I think it probably deserves a longer post but here are my thoughts on statistical zealotry:

  1. User effect »»»»»»»»> Philosophy effect. The person doing the statistics probably matters more than the statistical philosophy. I would prefer Andrew Gelman analyzed my data than a lot of frequentists. Similarly, I’d prefer that John Storey analyzed my data than a lot of Bayesians. 
  2. I agree with Noahpinion that this is likely mostly a philosophy battle than a real practical applications battle.
  3. I like Rob Kass’s idea that we should move away from frequentist vs. Bayesian to pragmatism.

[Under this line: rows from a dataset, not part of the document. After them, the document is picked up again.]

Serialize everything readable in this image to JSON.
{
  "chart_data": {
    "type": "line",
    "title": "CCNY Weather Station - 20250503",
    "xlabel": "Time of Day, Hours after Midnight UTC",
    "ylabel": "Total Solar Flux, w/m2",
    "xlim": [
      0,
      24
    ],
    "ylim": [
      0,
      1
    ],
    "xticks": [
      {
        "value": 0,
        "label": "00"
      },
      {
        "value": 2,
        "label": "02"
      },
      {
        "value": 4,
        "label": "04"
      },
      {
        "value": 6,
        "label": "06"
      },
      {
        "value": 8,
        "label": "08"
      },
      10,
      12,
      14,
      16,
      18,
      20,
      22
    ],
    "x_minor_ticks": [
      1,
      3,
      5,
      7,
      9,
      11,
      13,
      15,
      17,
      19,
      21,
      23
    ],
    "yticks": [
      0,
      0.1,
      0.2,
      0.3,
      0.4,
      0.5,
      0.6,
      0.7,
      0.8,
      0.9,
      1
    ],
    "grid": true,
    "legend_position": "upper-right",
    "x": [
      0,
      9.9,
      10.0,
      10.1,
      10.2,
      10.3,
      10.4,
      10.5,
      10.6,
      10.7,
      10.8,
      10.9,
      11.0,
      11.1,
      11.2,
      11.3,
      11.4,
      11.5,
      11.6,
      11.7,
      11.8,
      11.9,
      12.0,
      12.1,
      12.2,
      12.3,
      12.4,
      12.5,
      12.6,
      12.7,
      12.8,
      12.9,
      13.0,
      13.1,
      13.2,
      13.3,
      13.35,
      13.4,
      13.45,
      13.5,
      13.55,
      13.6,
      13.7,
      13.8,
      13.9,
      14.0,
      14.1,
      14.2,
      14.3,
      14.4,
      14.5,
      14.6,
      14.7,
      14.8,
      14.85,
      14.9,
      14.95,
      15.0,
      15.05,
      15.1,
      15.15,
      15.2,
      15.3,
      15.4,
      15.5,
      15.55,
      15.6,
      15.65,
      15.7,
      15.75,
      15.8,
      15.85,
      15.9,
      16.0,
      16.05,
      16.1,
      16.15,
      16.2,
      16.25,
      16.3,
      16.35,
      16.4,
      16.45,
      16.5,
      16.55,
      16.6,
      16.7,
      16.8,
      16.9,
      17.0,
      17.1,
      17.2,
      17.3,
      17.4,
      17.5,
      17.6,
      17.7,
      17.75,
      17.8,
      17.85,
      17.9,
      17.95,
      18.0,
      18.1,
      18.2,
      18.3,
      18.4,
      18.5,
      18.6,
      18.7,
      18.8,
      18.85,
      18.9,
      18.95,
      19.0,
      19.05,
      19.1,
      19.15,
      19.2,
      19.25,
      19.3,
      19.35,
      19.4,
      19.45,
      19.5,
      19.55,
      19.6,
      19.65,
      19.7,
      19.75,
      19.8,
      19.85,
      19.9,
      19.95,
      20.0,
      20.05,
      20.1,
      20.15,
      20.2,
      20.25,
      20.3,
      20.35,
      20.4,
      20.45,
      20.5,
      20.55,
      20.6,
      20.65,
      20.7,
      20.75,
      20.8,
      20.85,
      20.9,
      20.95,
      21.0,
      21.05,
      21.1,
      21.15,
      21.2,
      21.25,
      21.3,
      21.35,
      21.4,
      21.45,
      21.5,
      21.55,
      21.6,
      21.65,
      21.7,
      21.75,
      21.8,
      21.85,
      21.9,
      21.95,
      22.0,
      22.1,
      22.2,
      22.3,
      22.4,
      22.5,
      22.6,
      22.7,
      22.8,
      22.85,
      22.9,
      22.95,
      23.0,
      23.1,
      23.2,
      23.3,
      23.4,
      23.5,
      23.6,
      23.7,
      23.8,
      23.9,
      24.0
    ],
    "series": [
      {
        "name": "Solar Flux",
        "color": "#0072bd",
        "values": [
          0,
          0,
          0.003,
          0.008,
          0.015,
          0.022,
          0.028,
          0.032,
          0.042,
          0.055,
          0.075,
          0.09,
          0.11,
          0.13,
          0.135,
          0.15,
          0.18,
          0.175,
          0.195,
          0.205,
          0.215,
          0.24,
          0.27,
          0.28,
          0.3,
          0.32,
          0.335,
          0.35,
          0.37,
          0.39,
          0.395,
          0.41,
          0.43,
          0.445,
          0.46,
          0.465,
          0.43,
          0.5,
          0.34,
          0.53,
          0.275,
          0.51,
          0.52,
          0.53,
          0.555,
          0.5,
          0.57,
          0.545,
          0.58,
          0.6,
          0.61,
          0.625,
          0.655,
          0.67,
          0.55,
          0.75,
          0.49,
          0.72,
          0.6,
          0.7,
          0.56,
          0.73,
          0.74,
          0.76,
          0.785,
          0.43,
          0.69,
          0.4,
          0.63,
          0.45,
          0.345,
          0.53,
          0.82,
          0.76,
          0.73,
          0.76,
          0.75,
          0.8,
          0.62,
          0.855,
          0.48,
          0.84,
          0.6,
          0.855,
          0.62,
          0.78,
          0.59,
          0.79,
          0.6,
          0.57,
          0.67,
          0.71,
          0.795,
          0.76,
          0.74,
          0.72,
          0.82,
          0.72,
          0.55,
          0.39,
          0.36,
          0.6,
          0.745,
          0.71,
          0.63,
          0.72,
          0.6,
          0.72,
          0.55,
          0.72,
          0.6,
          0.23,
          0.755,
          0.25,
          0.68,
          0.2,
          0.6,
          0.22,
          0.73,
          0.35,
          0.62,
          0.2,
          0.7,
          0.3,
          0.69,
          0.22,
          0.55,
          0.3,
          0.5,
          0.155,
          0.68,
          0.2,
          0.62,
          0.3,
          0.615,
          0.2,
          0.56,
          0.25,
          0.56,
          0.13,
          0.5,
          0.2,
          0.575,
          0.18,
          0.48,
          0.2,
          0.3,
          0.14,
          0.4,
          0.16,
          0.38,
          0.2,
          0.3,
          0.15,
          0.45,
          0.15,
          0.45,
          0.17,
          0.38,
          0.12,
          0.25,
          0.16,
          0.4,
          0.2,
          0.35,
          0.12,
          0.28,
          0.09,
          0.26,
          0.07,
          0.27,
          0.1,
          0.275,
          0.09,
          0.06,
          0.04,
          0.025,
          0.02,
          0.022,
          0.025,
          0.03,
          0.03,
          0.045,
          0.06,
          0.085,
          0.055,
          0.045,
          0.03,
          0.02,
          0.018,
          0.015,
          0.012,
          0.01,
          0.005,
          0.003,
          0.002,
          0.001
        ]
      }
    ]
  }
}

I think most real applied statisticians have already done this, if for no other reason than being pragmatic helps you get things done.
  4. Papers like this one that claim total victory for one side or the other all have one thing in common: they rarely use real data to verify their claims. The real world is messy and one approach never wins all the time.

My final thought on this matter is: never trust people with an agenda bearing extreme counterexamples.